É possível ver quem canta “vai minha tristeza e diz a ela que sem ela não pode ser” dançando em um baile de carnaval. Mas Guinga levou esta música, talvez pela primeira vez, ao ponto da dor que os versos narram, um sentimento que está até no som dos arrastres da mão em busca de acordes. Até a entrada de Mônica e dos arranjos de Mario, ele canta com um sofrimento espetacular e verdadeiro. Com respeito a tudo o que vem depois, esta era uma Chega de Saudade só de Guinga e seu violão.

Mas o passeio é longo e as memórias são muitas. Leila Pinheiro canta Você e Eu, de Vinicius e Carlos Lyra, lançada por João em 1961. Ela se sai muito respeitosa, sem riscos e convidativa a uma possível reflexão. Há instantes em que a música de João, por sua força, se mostra sólida e imóvel, como se não reagisse a nenhuma tentativa de interferência. É como se novos sopros, acordes, uma interpretação diferente ou qualquer movimento não conseguissem imprimir nenhuma informação. O que sobra é a homenagem e a entrega carinhosa que Leila faz à proposta revisionista. 
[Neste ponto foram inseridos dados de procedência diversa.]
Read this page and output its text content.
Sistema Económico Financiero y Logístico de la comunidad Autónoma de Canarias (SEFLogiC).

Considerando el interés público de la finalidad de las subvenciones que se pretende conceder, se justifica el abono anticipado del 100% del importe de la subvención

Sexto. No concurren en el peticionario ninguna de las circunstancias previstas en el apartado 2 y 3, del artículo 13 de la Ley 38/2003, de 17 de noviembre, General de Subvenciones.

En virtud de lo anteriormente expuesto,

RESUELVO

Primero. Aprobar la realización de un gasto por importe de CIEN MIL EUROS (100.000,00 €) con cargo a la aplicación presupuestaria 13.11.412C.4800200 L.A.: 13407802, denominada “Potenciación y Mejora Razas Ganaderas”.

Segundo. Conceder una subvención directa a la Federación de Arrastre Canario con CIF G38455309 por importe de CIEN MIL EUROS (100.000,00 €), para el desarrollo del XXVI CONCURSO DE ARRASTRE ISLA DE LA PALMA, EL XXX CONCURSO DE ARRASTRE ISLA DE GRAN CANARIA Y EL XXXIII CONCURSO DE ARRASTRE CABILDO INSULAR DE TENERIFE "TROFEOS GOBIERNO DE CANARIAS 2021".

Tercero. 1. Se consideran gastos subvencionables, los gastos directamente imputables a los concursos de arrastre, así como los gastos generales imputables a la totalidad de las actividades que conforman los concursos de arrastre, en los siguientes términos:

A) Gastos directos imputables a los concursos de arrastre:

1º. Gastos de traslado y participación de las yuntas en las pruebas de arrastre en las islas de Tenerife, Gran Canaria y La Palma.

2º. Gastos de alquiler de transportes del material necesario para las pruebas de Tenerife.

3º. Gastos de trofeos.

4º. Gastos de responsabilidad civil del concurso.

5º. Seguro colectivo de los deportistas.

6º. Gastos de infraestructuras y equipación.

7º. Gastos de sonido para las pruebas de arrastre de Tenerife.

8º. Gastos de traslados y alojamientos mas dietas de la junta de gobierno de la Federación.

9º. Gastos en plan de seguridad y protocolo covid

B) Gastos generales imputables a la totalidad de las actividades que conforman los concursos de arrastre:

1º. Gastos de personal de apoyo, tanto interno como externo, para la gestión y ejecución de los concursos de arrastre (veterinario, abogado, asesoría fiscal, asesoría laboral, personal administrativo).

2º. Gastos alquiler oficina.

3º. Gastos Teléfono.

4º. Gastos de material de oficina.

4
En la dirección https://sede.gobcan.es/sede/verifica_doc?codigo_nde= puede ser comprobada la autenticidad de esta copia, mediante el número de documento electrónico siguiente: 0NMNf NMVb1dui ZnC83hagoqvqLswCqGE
João Donato traz a voz e o piano Rhodes para fazer, ao lado de Antonia Adnet, o samba Minha Saudade. A música, gravada em 1959, é uma rara parceria dos Joões Gilberto e Donato, e que tem o significado ainda misterioso para o segundo. Dias depois de entregar a música ao parceiro, Donato ouviu de João a letra que ele havia acabado de fazer: “Minha saudade é a saudade de você que não quis levar de mim a saudade de você”. “Mas o que é isso, João?” O baiano repetiu os versos. “Mas isso não faz sentido”, insistiu Donato. “Faz sim, você é que não entendeu.” João Donato, depois de quase enlouquecer com o fluxo do pensamento levado pela “saudade de você que não quis levar de mim a saudade de você”, diz ainda hoje que segue sem saber o significado de Minha Saudade.

 

João Gilberto em 2008, no Auditório Ibirapuera
João Gilberto em 2008, no Auditório Ibirapuera  Foto: Eduardo Nicolau/Estadão

A seleção segue com Joyce cantando Estate, a regravação de João para a música lançada pelo italiano Bruno Martino; Bim Bom, na voz de Moreno Veloso; Ho Ba La La, com a família Adnet; Doralice, com Rosa Passos; João Marcelo (que João fez para seu filho), com guitarra e arranjos de instrumentista japonês Goro Ito; Pra que Discutir com Madame, de Janet de Almeida e Haroldo Barbosa, também com a família Adnet; Valsa (Como São Lindos os Yogues), ao piano de Febian Reza Pane; All of Me (lembrando que João gravou sua versão em português, Disse Alguém, com Caetano e Gil), aqui com a marimbista Mika Stoltzman e o clarinetista Richard Stoltzman; e Valsa da Despedida, que os japoneses amam, com Lisa Ono.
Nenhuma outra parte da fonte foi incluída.